The large dance corps, featuring expert hoofers Jeremy Dumont and Darius-Anthony Robinson, is strong and tight. Pianist Aimee Hurst Bozarth leads the smart onstage band.

The only weak cast member is Sainty Reid as Velma's pushy daughter and Tracy's nemesis, Amber von Tussle. On a stage crowded with polished musical comedy pros, Reid stands out for all the wrong reasons. And since she's about the same plus-size as the actress playing Tracy, her character's size-ist insults don't work. A check of the program reveals that Reid's parents are big-time Casa Mañana board members. There's something sort of Waters-esque about that intriguing bit of backstage subplot.


Out in North Carrollton at tiny Theatre 166, the show Elvis August will teleport you to the mecca of cornball entertainment, Branson, Missouri, for a couple of hours. Performer Jack Foltyn, a four-piece combo and a quartet of back-up dancing girls in skimpy lingerie offer a different slice of Elvis-iana every weekend until Labor Day. More tribute than impersonation, Foltyn's pec-baring, butt-shaking take on the King is something to behold.

He could use some transition material between songs, dialogue telling a story or four about Elvis instead of just a mumbled "What're we doing next?" to the band, but when he's singing and dancing, Foltyn's a force of nature. On the night reviewed, there were 22 people in the audience, but Foltyn, clad in skintight black leather pants and jacket (no shirt), could have been headlining the Hollywood Bowl. He goes big and he keeps going until he's as slick with sweat as a wet seal.

Foltyn rips through old standards: "Hound Dog," "Heartbreak Hotel" and "Blue Suede Shoes." There are the odd ones like "In the Ghetto" and some non-Elvis picks like "Play That Funky Music" and "Tutti Frutti."

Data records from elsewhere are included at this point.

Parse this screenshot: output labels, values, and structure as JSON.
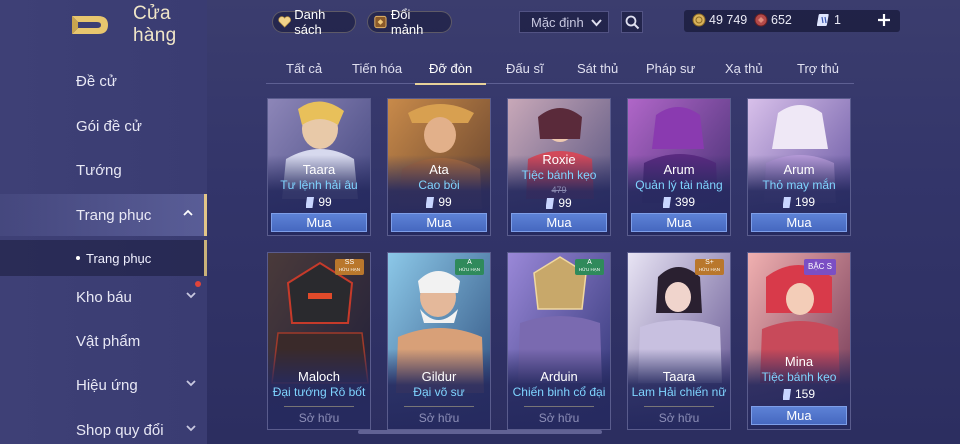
{
  "brand": {
    "title": "Cửa hàng"
  },
  "sidebar": {
    "items": [
      {
        "label": "Đề cử"
      },
      {
        "label": "Gói đề cử"
      },
      {
        "label": "Tướng"
      },
      {
        "label": "Trang phục"
      },
      {
        "label": "Kho báu"
      },
      {
        "label": "Vật phẩm"
      },
      {
        "label": "Hiệu ứng"
      },
      {
        "label": "Shop quy đổi"
      }
    ],
    "sub_item": {
      "label": "Trang phục"
    }
  },
  "topbar": {
    "wishlist_label": "Danh sách",
    "exchange_label": "Đổi mảnh",
    "sort": {
      "value": "Mặc định"
    },
    "currencies": {
      "gold": "49 749",
      "gems": "652",
      "vouchers": "1"
    }
  },
  "tabs": [
    {
      "label": "Tất cả"
    },
    {
      "label": "Tiến hóa"
    },
    {
      "label": "Đỡ đòn"
    },
    {
      "label": "Đấu sĩ"
    },
    {
      "label": "Sát thủ"
    },
    {
      "label": "Pháp sư"
    },
    {
      "label": "Xạ thủ"
    },
    {
      "label": "Trợ thủ"
    }
  ],
  "cards": [
    {
      "hero": "Taara",
      "skin": "Tư lệnh hải âu",
      "price": "99",
      "action": "Mua",
      "old_price": "",
      "badge": ""
    },
    {
      "hero": "Ata",
      "skin": "Cao bồi",
      "price": "99",
      "action": "Mua",
      "old_price": "",
      "badge": ""
    },
    {
      "hero": "Roxie",
      "skin": "Tiệc bánh kẹo",
      "price": "99",
      "action": "Mua",
      "old_price": "479",
      "badge": ""
    },
    {
      "hero": "Arum",
      "skin": "Quản lý tài năng",
      "price": "399",
      "action": "Mua",
      "old_price": "",
      "badge": ""
    },
    {
      "hero": "Arum",
      "skin": "Thỏ may mắn",
      "price": "199",
      "action": "Mua",
      "old_price": "",
      "badge": ""
    },
    {
      "hero": "Maloch",
      "skin": "Đại tướng Rô bốt",
      "price": "",
      "action": "Sở hữu",
      "old_price": "",
      "badge": "SS",
      "badge_sub": "HỮU HẠN"
    },
    {
      "hero": "Gildur",
      "skin": "Đại võ sư",
      "price": "",
      "action": "Sở hữu",
      "old_price": "",
      "badge": "A",
      "badge_sub": "HỮU HẠN"
    },
    {
      "hero": "Arduin",
      "skin": "Chiến binh cổ đại",
      "price": "",
      "action": "Sở hữu",
      "old_price": "",
      "badge": "A",
      "badge_sub": "HỮU HẠN"
    },
    {
      "hero": "Taara",
      "skin": "Lam Hải chiến nữ",
      "price": "",
      "action": "Sở hữu",
      "old_price": "",
      "badge": "S+",
      "badge_sub": "HỮU HẠN"
    },
    {
      "hero": "Mina",
      "skin": "Tiệc bánh kẹo",
      "price": "159",
      "action": "Mua",
      "old_price": "",
      "badge": "BẬC S",
      "badge_sub": ""
    }
  ],
  "colors": {
    "accent_gold": "#e8d29a",
    "buy_blue": "#4f72ca",
    "skin_text": "#7fd4ff",
    "badge_ss": "#b9772c",
    "badge_a": "#2f8a5b",
    "badge_splus": "#b9772c",
    "badge_bac": "#7b4fc4"
  }
}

As the tattoo-festooned older ladies in the front row screamed and grabbed Foltyn for kisses, Elvis August became something other than a rock 'n' roll nostalgia revue. Flicking sweat from his chest, spanking his own tight buns, Foltyn cranked up the sexy stuff. When the band's not drowning him out (sound levels need adjusting), this guy can really sing. But he knows the focus is on his bod. He's Elvis Presley by way of the Chippendale Academy of Erotic Terpsichore.